Where is God in our every day?
The paradox is that those no good days are the days when we need God most, yet it seems those days are when God seems furthest away. Or is it that we are furthest away from God? If we don’t make it a practice of spending time with God and thanking God on all the days, then we may struggle to feel God’s presence when we need it most. Christian journalist Malcolm Muggeridge says it this way: “Every happening great and small is a parable whereby God speaks to us, and the art of life is to get the message.”
Can we somehow grasp that in our ordinary days…God shows up to say I am right here. Slow down. Take a breath. Be still and know that I am God. Have a look at Psalm 68:19 “We praise you, Lord God. You treat us with kindness day after day..”
Let’s do our best to make every day of my life really count for something. see every day as a special and gracious gift from God.”
Steps in embracing each day
First, we can make the most of each day by being sensitive to what’s happening around us. Several decades ago, when small group experiences became popular, many shared in what was called “sensitivity walks.” The exercise called for participants to go for a brief walk and to make a mental list of all the sights, sounds and smells that became apparent during the walk.
Persons then returned to the group to talk about the experience. For some it was a fascinating experience. Many confessed that some of the most precious expressions in life, such as the beauty of wild flowers, or the chirping of birds, had long been overlooked. Perhaps it would do each of us good to take a sensitivity walk every day so we might get in touch with the wonders of God’s world. A good prayer to begin each day would be: “Lord, open my eyes and ears that I may truly see and hear so as to respond in faith to the joys the opportunities each new day brings.”

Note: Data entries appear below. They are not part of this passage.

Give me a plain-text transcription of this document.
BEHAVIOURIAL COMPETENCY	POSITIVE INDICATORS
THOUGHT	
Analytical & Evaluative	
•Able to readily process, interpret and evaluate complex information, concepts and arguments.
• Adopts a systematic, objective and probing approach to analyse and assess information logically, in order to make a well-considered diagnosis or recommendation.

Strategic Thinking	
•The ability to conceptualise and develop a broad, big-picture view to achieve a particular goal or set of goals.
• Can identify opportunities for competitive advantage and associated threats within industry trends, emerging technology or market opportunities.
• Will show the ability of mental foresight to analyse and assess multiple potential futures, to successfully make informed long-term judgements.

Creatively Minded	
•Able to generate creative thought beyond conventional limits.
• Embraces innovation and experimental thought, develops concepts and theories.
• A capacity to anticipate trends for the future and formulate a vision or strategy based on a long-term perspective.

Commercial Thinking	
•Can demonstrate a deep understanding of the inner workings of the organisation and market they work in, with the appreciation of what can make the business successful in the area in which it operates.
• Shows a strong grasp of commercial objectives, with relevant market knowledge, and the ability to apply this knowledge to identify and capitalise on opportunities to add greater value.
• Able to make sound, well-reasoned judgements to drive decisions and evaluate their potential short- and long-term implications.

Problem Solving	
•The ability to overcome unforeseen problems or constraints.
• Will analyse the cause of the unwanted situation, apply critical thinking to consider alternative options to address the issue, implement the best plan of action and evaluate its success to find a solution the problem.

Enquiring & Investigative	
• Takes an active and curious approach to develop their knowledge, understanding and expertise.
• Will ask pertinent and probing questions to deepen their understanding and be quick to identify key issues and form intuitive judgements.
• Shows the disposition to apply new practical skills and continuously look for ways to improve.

Second, we can make the most of each day by doing something special for someone else. We live in such a self-centred world! Sometimes we get life’s priorities confused. It was Jesus who helps keep in focus what is really important. That’s why He said, “Love one another as I have loved you.” Life’s priorities centre in how we treat others. What is really important is how caring, self- giving (agape) love finds expression in our lives. If we are really interested in discovering what life can become and what God intended through us in Christ, we must find answers to questions like these: “How can I make a difference? What contribution can I make?” “What can I do for someone else today?”